Harriet Steel

Asset management organisation Hermes Investment Management has reported a 30.2% mean gender pay gap for fixed hourly pay as at April 2017.

The organisation has reported its gender pay gap data in line with the government’s gender pay gap reporting regulations and ahead of the private sector submission deadline of 4 April 2018.

The gender pay gap reporting regulations require organisations with 250 or more employees to publish the difference between both the mean and median hourly rate of pay for male and female full-time employees; the difference between both the mean bonus pay and median bonus pay for male and female employees; the proportions of male and female employees who were awarded bonus pay; and the proportions of male and female full-time employees in the lower, lower middle, upper middle and upper quartile pay bands.

Hermes Investment Management’s median gender pay gap for fixed hourly pay as at April 2017 is 24.4%.

Its mean gender pay gap for bonuses paid in the year to April 2017 is 63.1%, and the median gender pay gap for bonus payments is 56.7%. Over this period, 88.1% of female employees received a bonus payment compared to 91.1% of male employees.

More than one in 10 (15.9%) of employees in the highest pay quartile at Hermes Investment Management are female, compared to 33% in the second quartile, 44.3% in the third quartile and 53.4% in the lowest pay quartile.

Hermes Investment Management attributes its gender pay gap to a lack of senior female representation across the organisation, and particularly in the investment and business development department. The firm also believes that its gender pay gap is linked to the fact that, historically, asset management has been a male dominated industry.

To address its gender pay gap, Hermes Investment Management has set a number of organisation-wide targets, with the ultimate aim of achieving gender parity across the business. Across Hermes Investment Management as a whole as at August 2017, 38% of its workforce are female. Its 2018 target range is to achieve between 35% and 50% female representation. At board level, there are 29% of female employees as at August 2017, compared to the 2018 target range of 30% to 50%, and 23% of senior management as at August 2017 are female, compared to the 2018 target range of 25% to 40%. To date, there has been an increase of more than 4% of female employees at the organisation.

To further tackle its gender pay gap, Hermes Investment Management has committed to annually reporting on its gender demographics at board level, senior management level and across the firm generally. It will also recruit a diversity and inclusion manager to work with executive search organisations that are committed to gender diversity and which provide shortlists where at least 30% of the candidates are women, identify diverse internal candidates for succession planning and internal roles and establish a talent recruitment programme. All executive committee members and line managers have received unconscious bias and employee relations training, with line managers additionally receiving employment risk awareness training, and new starters at the organisation also complete a diversity e-learning module.

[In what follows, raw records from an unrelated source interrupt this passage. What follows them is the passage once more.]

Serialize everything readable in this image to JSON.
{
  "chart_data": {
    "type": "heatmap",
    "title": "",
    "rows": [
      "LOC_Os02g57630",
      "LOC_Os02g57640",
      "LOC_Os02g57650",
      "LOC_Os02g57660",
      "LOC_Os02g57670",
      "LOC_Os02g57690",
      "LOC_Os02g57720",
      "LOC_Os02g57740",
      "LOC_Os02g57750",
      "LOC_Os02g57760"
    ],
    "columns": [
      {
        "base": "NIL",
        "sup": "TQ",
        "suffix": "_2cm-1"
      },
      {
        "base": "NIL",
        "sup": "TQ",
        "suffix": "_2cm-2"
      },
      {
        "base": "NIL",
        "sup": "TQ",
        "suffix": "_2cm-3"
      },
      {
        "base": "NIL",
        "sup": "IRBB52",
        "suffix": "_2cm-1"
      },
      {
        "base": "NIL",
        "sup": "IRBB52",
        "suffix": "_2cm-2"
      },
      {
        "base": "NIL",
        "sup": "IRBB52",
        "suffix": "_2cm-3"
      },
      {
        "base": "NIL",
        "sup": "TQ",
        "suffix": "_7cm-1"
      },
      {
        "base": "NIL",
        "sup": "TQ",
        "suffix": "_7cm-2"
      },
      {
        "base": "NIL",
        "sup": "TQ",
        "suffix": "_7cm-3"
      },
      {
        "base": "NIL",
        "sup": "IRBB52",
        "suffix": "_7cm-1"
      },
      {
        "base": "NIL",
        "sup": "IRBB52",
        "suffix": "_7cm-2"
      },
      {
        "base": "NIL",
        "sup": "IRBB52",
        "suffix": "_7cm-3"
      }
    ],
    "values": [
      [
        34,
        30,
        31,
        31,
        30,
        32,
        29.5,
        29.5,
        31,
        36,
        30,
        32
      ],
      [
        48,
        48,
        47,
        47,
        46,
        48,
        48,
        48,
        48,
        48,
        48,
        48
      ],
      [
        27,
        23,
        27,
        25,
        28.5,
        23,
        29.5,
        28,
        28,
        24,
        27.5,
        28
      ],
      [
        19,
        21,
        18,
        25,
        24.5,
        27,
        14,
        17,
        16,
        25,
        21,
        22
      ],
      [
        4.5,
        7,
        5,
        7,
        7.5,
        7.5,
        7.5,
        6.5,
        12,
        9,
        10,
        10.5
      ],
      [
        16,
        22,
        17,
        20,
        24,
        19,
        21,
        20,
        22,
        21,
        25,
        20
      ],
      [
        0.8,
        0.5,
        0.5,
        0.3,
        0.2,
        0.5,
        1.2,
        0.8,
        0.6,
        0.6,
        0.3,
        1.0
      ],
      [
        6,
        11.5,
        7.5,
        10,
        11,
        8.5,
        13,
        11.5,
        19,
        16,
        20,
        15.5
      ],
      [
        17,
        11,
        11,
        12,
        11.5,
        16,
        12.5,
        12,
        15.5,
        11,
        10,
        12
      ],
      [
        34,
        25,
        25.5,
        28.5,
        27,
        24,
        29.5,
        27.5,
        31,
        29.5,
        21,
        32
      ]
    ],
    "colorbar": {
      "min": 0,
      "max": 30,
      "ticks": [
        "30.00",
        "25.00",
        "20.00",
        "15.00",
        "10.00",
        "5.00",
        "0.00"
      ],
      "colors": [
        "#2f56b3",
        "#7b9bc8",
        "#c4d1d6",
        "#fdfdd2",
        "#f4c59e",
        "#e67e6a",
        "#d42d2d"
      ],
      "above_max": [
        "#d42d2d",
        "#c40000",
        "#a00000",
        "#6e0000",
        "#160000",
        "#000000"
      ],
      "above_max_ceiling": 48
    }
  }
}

Hermes Investment Management has signed up to the Women in Finance Charter, which encourages diversity among senior leadership, and the 30% Club that sets the target of having at least 30% of the organisation’s board members as female. The firm has also joined the City Parents programme, which aims to support city-based professionals with work-life balance through networking, events, seminars, coaching and mentoring.

In addition, Hermes Investment Management supports local mentoring schemes and provides internal mentoring for staff, is establishing a Women’s Network, which will be led by senior women within the organisation and has participated in The Female Voice project, which speaks to students about a career in asset management. The organisation is also striving to achieve an inclusive culture.

Saker Nusseibeh, chief executive officer at Hermes Investment Management, and Harriet Steel (pictured), board director and head of business development at Hermes Investment Management, said in the report: “We recognise that to close our gender pay gap of 30.2%, we need to increase senior female representation across the firm, in particular in investment and business development.

“Historically, asset management has been male dominated due to a lack of females following professions requiring [science, technology, engineering and mathematics] subjects, resulting in talent pool challenges and fewer females available for senior positions.

“While our gender pay gap is likely to be on par with the rest of the asset management industry, it is simply not good enough. We need to work to change this imbalance across Hermes as well as the rest of the industry. [Organisations] like ours need to widen the pool of people from which we recruit, encourage the brightest into the industry irrespective of their specific qualifications and create an environment that enables them to flourish and contribute over the long-term.”